Since Waterfront Toronto and Sidewalk Labs first announced their partnership in October, 2017, critics have pointed to the potential privacy implications for people who would live, work or move through the proposed community.
Sidewalk is a subsidiary of Google parent Alphabet Inc.; there are few precedents globally for allowing a major Silicon Valley company to design a community filled with new technologies and sensors to learn about city living. Canadian privacy law has not yet been adapted to deal with mass data collection in cities. (Sidewalk declined to comment).
In an e-mail, Waterfront Toronto spokesman Andrew Tumilty added that the agency does have “full authority” to pursue the project and that, given the extensive reviews and negotiations with governments left before the project would break ground, “we also believe that it is premature at this point in time for the courts to consider any detailed consideration of the project.”
The Waterfront Toronto board will vote May 20 to either proceed with or abandon the project, but critics ranging from privacy advocates to BlackBerry pioneer Jim Balsillie have long called for the project to be shut down or reset until Canadian and Ontario privacy laws catch up with its potential implications.

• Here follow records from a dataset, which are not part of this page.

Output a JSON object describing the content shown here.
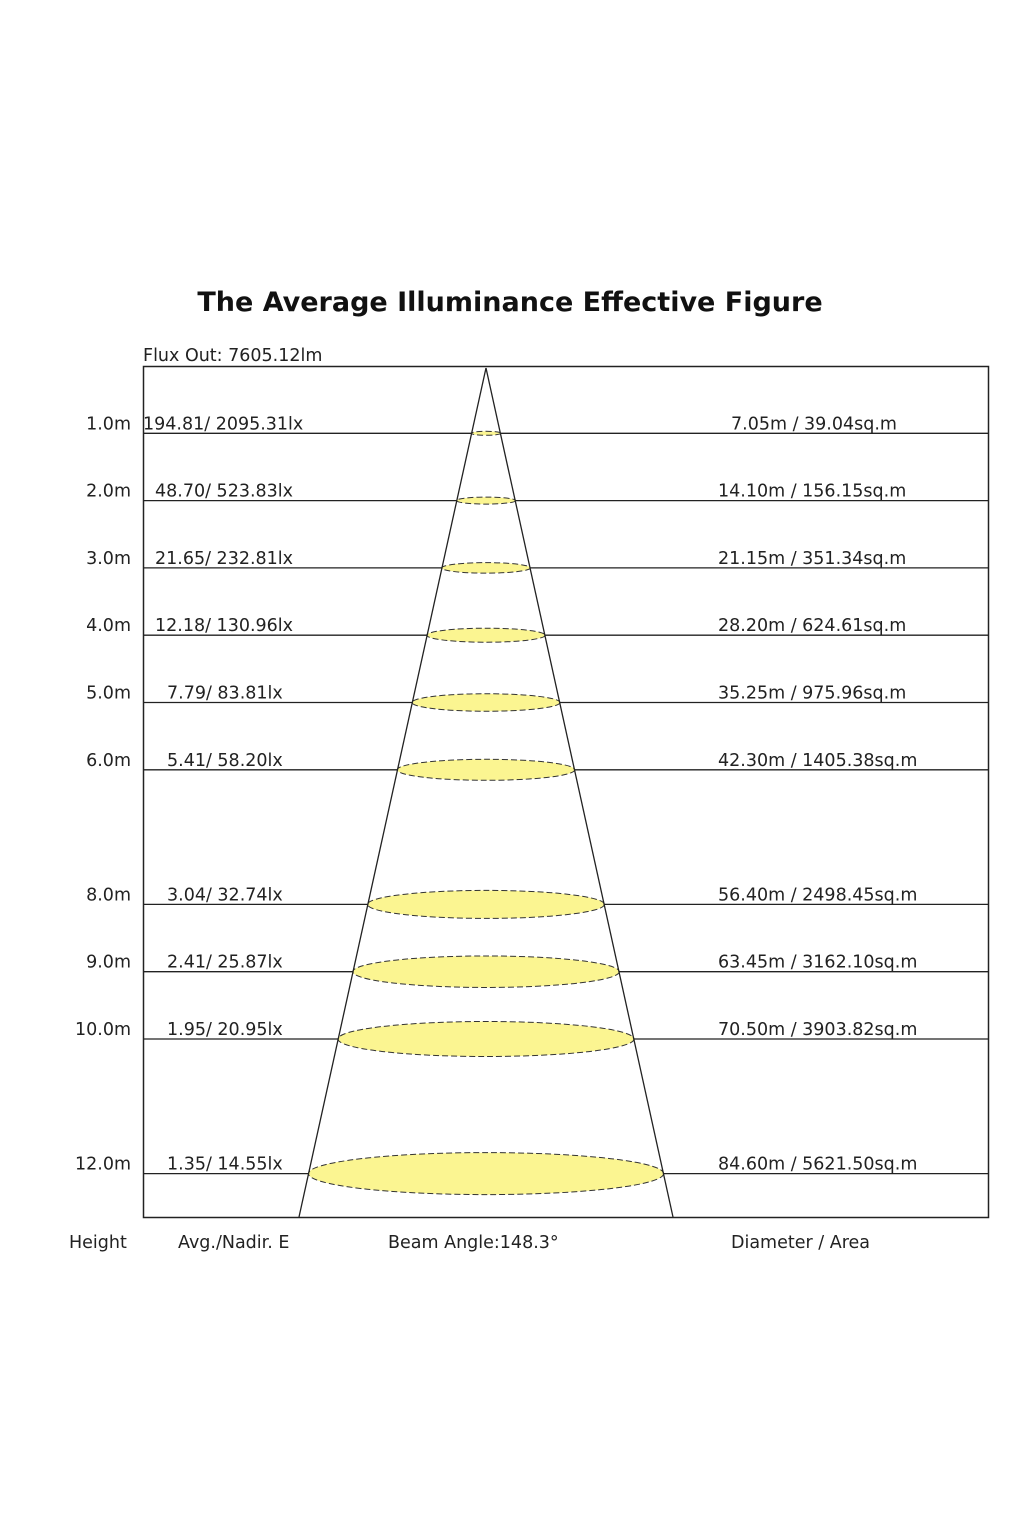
{
  "title": "The Average Illuminance Effective Figure",
  "flux_out": "Flux Out: 7605.12lm",
  "footer": {
    "height": "Height",
    "avg_nadir": "Avg./Nadir. E",
    "beam_angle": "Beam Angle:148.3°",
    "diameter_area": "Diameter / Area"
  },
  "colors": {
    "spot_fill": "#fbf591",
    "line": "#222222"
  },
  "chart_data": {
    "type": "table",
    "beam_angle_deg": 148.3,
    "rows": [
      {
        "height_label": "1.0m",
        "height": 1.0,
        "illuminance": "194.81/ 2095.31lx",
        "diameter_area": "7.05m / 39.04sq.m"
      },
      {
        "height_label": "2.0m",
        "height": 2.0,
        "illuminance": "48.70/ 523.83lx",
        "diameter_area": "14.10m / 156.15sq.m"
      },
      {
        "height_label": "3.0m",
        "height": 3.0,
        "illuminance": "21.65/ 232.81lx",
        "diameter_area": "21.15m / 351.34sq.m"
      },
      {
        "height_label": "4.0m",
        "height": 4.0,
        "illuminance": "12.18/ 130.96lx",
        "diameter_area": "28.20m / 624.61sq.m"
      },
      {
        "height_label": "5.0m",
        "height": 5.0,
        "illuminance": "7.79/ 83.81lx",
        "diameter_area": "35.25m / 975.96sq.m"
      },
      {
        "height_label": "6.0m",
        "height": 6.0,
        "illuminance": "5.41/ 58.20lx",
        "diameter_area": "42.30m / 1405.38sq.m"
      },
      {
        "height_label": "8.0m",
        "height": 8.0,
        "illuminance": "3.04/ 32.74lx",
        "diameter_area": "56.40m / 2498.45sq.m"
      },
      {
        "height_label": "9.0m",
        "height": 9.0,
        "illuminance": "2.41/ 25.87lx",
        "diameter_area": "63.45m / 3162.10sq.m"
      },
      {
        "height_label": "10.0m",
        "height": 10.0,
        "illuminance": "1.95/ 20.95lx",
        "diameter_area": "70.50m / 3903.82sq.m"
      },
      {
        "height_label": "12.0m",
        "height": 12.0,
        "illuminance": "1.35/ 14.55lx",
        "diameter_area": "84.60m / 5621.50sq.m"
      }
    ]
  }
}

The CCLA argues that Quayside would interfere with Canadians’ Charter rights for security, including security against unreasonable search – a potential consequence in a community where sensors could detect how people move. It also alleges the project will violate federal and provincial privacy laws, including the Personal Information Protection and Electronic Documents Act (PIPEDA).

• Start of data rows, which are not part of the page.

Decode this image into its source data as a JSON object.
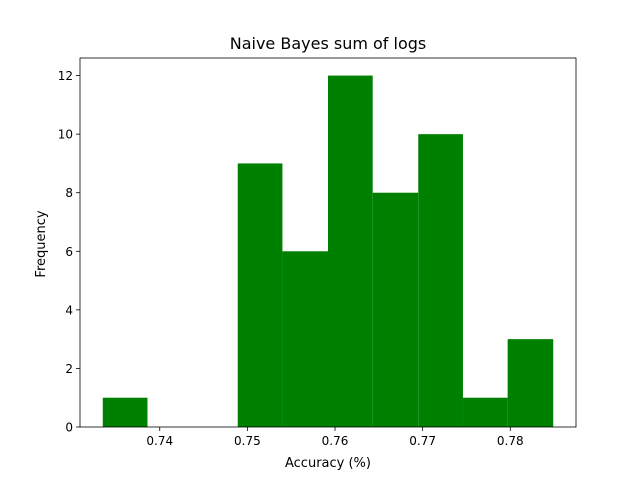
{
  "chart_data": {
    "type": "bar",
    "title": "Naive Bayes sum of logs",
    "xlabel": "Accuracy (%)",
    "ylabel": "Frequency",
    "bin_edges": [
      0.7335,
      0.7386,
      0.7438,
      0.7489,
      0.754,
      0.7592,
      0.7643,
      0.7695,
      0.7746,
      0.7797,
      0.7849
    ],
    "values": [
      1,
      0,
      0,
      9,
      6,
      12,
      8,
      10,
      1,
      3
    ],
    "xlim": [
      0.7309,
      0.7875
    ],
    "ylim": [
      0,
      12.6
    ],
    "xticks": [
      0.74,
      0.75,
      0.76,
      0.77,
      0.78
    ],
    "xtick_labels": [
      "0.74",
      "0.75",
      "0.76",
      "0.77",
      "0.78"
    ],
    "yticks": [
      0,
      2,
      4,
      6,
      8,
      10,
      12
    ],
    "ytick_labels": [
      "0",
      "2",
      "4",
      "6",
      "8",
      "10",
      "12"
    ],
    "grid": false,
    "bar_color": "#008000"
  }
}
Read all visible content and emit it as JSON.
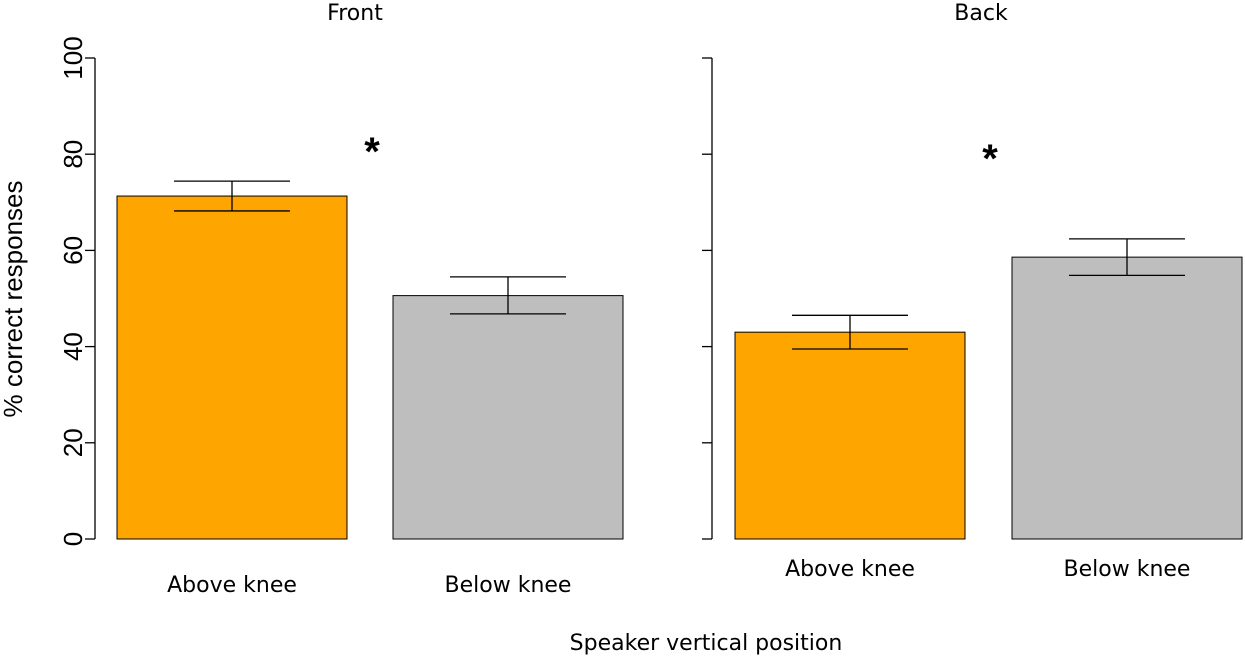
{
  "chart_data": {
    "type": "bar",
    "ylabel": "% correct responses",
    "xlabel": "Speaker vertical position",
    "ylim": [
      0,
      100
    ],
    "yticks": [
      0,
      20,
      40,
      60,
      80,
      100
    ],
    "grid": false,
    "colors": {
      "Above knee": "#FFA500",
      "Below knee": "#BEBEBE"
    },
    "panels": [
      {
        "title": "Front",
        "categories": [
          "Above knee",
          "Below knee"
        ],
        "values": [
          71.3,
          50.6
        ],
        "error_low": [
          68.2,
          46.8
        ],
        "error_high": [
          74.4,
          54.5
        ],
        "annotation": "*"
      },
      {
        "title": "Back",
        "categories": [
          "Above knee",
          "Below knee"
        ],
        "values": [
          43.0,
          58.6
        ],
        "error_low": [
          39.5,
          54.8
        ],
        "error_high": [
          46.5,
          62.4
        ],
        "annotation": "*"
      }
    ]
  }
}
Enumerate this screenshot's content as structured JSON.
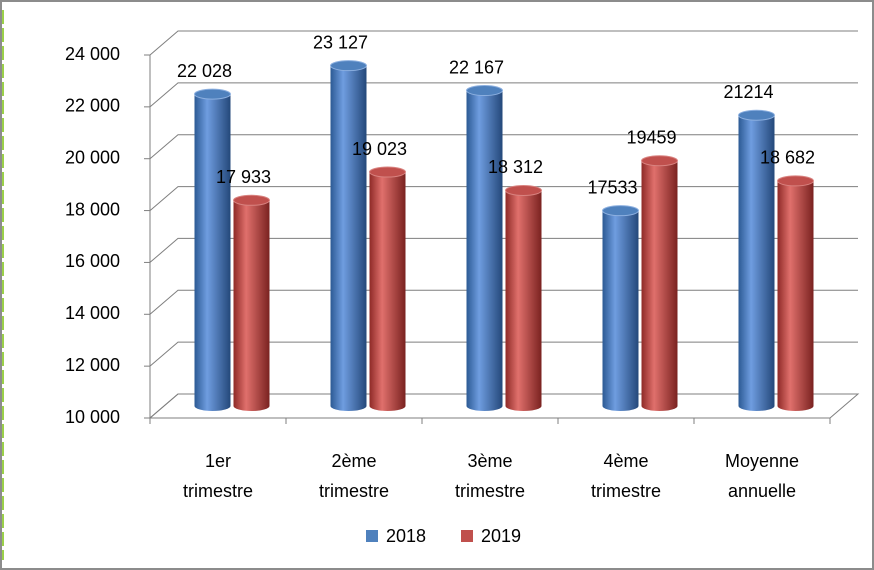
{
  "chart_data": {
    "type": "bar3d",
    "categories": [
      "1er trimestre",
      "2ème trimestre",
      "3ème trimestre",
      "4ème trimestre",
      "Moyenne annuelle"
    ],
    "series": [
      {
        "name": "2018",
        "color": "#4f81bd",
        "values": [
          22028,
          23127,
          22167,
          17533,
          21214
        ],
        "value_labels": [
          "22 028",
          "23 127",
          "22 167",
          "17533",
          "21214"
        ]
      },
      {
        "name": "2019",
        "color": "#c0504d",
        "values": [
          17933,
          19023,
          18312,
          19459,
          18682
        ],
        "value_labels": [
          "17 933",
          "19 023",
          "18 312",
          "19459",
          "18 682"
        ]
      }
    ],
    "ylim": [
      10000,
      24000
    ],
    "yticks": [
      {
        "value": 10000,
        "label": "10 000"
      },
      {
        "value": 12000,
        "label": "12 000"
      },
      {
        "value": 14000,
        "label": "14 000"
      },
      {
        "value": 16000,
        "label": "16 000"
      },
      {
        "value": 18000,
        "label": "18 000"
      },
      {
        "value": 20000,
        "label": "20 000"
      },
      {
        "value": 22000,
        "label": "22 000"
      },
      {
        "value": 24000,
        "label": "24 000"
      }
    ],
    "grid": true,
    "legend": "bottom"
  }
}
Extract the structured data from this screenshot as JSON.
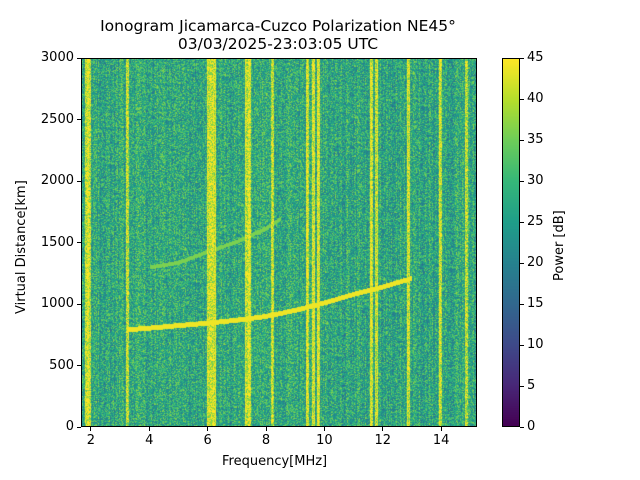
{
  "chart_data": {
    "type": "heatmap",
    "title": "Ionogram Jicamarca-Cuzco Polarization NE45°",
    "subtitle": "03/03/2025-23:03:05 UTC",
    "xlabel": "Frequency[MHz]",
    "ylabel": "Virtual Distance[km]",
    "xlim": [
      1.66,
      15.23
    ],
    "ylim": [
      0,
      3000
    ],
    "xticks": [
      2,
      4,
      6,
      8,
      10,
      12,
      14
    ],
    "yticks": [
      0,
      500,
      1000,
      1500,
      2000,
      2500,
      3000
    ],
    "colorbar": {
      "label": "Power [dB]",
      "range": [
        0,
        45
      ],
      "ticks": [
        0,
        5,
        10,
        15,
        20,
        25,
        30,
        35,
        40,
        45
      ],
      "colormap": "viridis"
    },
    "background_level_db": 27,
    "interference_lines_mhz": [
      1.8,
      1.9,
      3.2,
      6.0,
      6.1,
      6.2,
      7.3,
      7.4,
      8.2,
      9.4,
      9.6,
      9.8,
      11.6,
      11.8,
      12.9,
      14.0,
      14.9
    ],
    "traces": [
      {
        "name": "primary echo",
        "points": [
          [
            3.2,
            790
          ],
          [
            4,
            805
          ],
          [
            5,
            825
          ],
          [
            6,
            845
          ],
          [
            7,
            870
          ],
          [
            8,
            900
          ],
          [
            9,
            950
          ],
          [
            10,
            1010
          ],
          [
            11,
            1080
          ],
          [
            12,
            1140
          ],
          [
            13,
            1210
          ]
        ]
      },
      {
        "name": "second hop",
        "points": [
          [
            4,
            1300
          ],
          [
            5,
            1340
          ],
          [
            6,
            1430
          ],
          [
            7,
            1510
          ],
          [
            8,
            1620
          ],
          [
            8.5,
            1700
          ]
        ]
      }
    ]
  }
}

Waterfront Toronto and Sidewalk have promised to enact stricter standards than required by current privacy law, including PIPEDA, and to follow all current and future government regulations. In Waterfront Toronto’s response to the CCLA’s action, it argues that not all innovations for the project are yet known – even those under consideration by Sidewalk, such as adaptive traffic systems and robot-driven garbage sorting, are not guaranteed.

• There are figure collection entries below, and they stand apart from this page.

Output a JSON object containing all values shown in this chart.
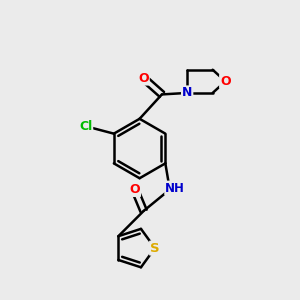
{
  "bg_color": "#ebebeb",
  "bond_color": "#000000",
  "bond_width": 1.8,
  "atom_colors": {
    "O": "#ff0000",
    "N": "#0000cc",
    "S": "#ddaa00",
    "Cl": "#00bb00",
    "C": "#000000",
    "H": "#444444"
  },
  "font_size": 8.5,
  "fig_width": 3.0,
  "fig_height": 3.0,
  "xlim": [
    0,
    10
  ],
  "ylim": [
    0,
    10
  ]
}
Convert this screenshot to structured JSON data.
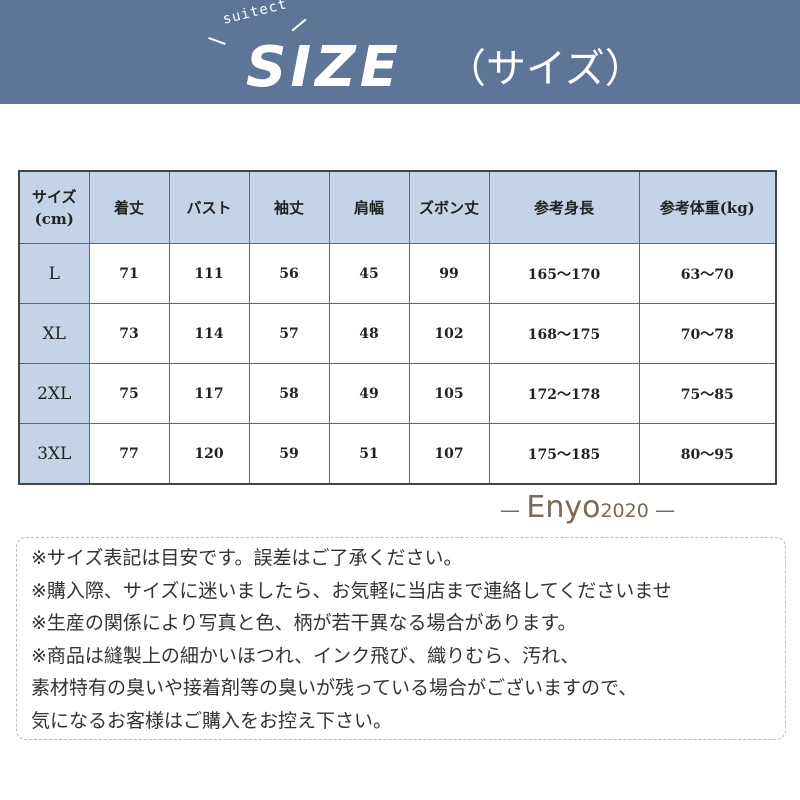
{
  "banner": {
    "logo_small": "suitect",
    "logo_big": "SIZE",
    "logo_kana": "（サイズ）",
    "color": "#5d7596"
  },
  "table": {
    "header_color": "#c4d4e8",
    "headers": [
      "サイズ\n(cm)",
      "着丈",
      "バスト",
      "袖丈",
      "肩幅",
      "ズボン丈",
      "参考身長",
      "参考体重(kg)"
    ],
    "rows": [
      [
        "L",
        "71",
        "111",
        "56",
        "45",
        "99",
        "165〜170",
        "63〜70"
      ],
      [
        "XL",
        "73",
        "114",
        "57",
        "48",
        "102",
        "168〜175",
        "70〜78"
      ],
      [
        "2XL",
        "75",
        "117",
        "58",
        "49",
        "105",
        "172〜178",
        "75〜85"
      ],
      [
        "3XL",
        "77",
        "120",
        "59",
        "51",
        "107",
        "175〜185",
        "80〜95"
      ]
    ]
  },
  "watermark": {
    "name": "Enyo",
    "year": "2020"
  },
  "notes": [
    "※サイズ表記は目安です。誤差はご了承ください。",
    "※購入際、サイズに迷いましたら、お気軽に当店まで連絡してくださいませ",
    "※生産の関係により写真と色、柄が若干異なる場合があります。",
    "※商品は縫製上の細かいほつれ、インク飛び、織りむら、汚れ、",
    "素材特有の臭いや接着剤等の臭いが残っている場合がございますので、",
    "気になるお客様はご購入をお控え下さい。"
  ]
}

The response also outlines a number of previously known steps that will be taken before the project could proceed, including public and government consultations, technical evaluations, and a preliminary assessment of the project’s impact on human rights, including privacy. In January, The Globe and Mail reported that Waterfront Toronto had tapped Montreal’s Element AI Inc., one of Canada’s most prominent artificial intelligence firms, to help lead that assessment.
But Mr. Bryant says that the “most authoritative” human-rights assessment Waterfront Toronto could do would be to make its case before the court – and he’s frustrated that the agency tapped an AI company to review the project.
“You don’t ask Burger King to do a nutritional assessment of hamburgers," he said. "You don’t ask an AI firm, in the business of selling AI products, to assess the rights implication of Quayside.”
Waterfront Toronto’s response to CCLA asks that if a judge cannot separate CCLA’s privacy arguments from its jurisdictional arguments that its case be thrown out.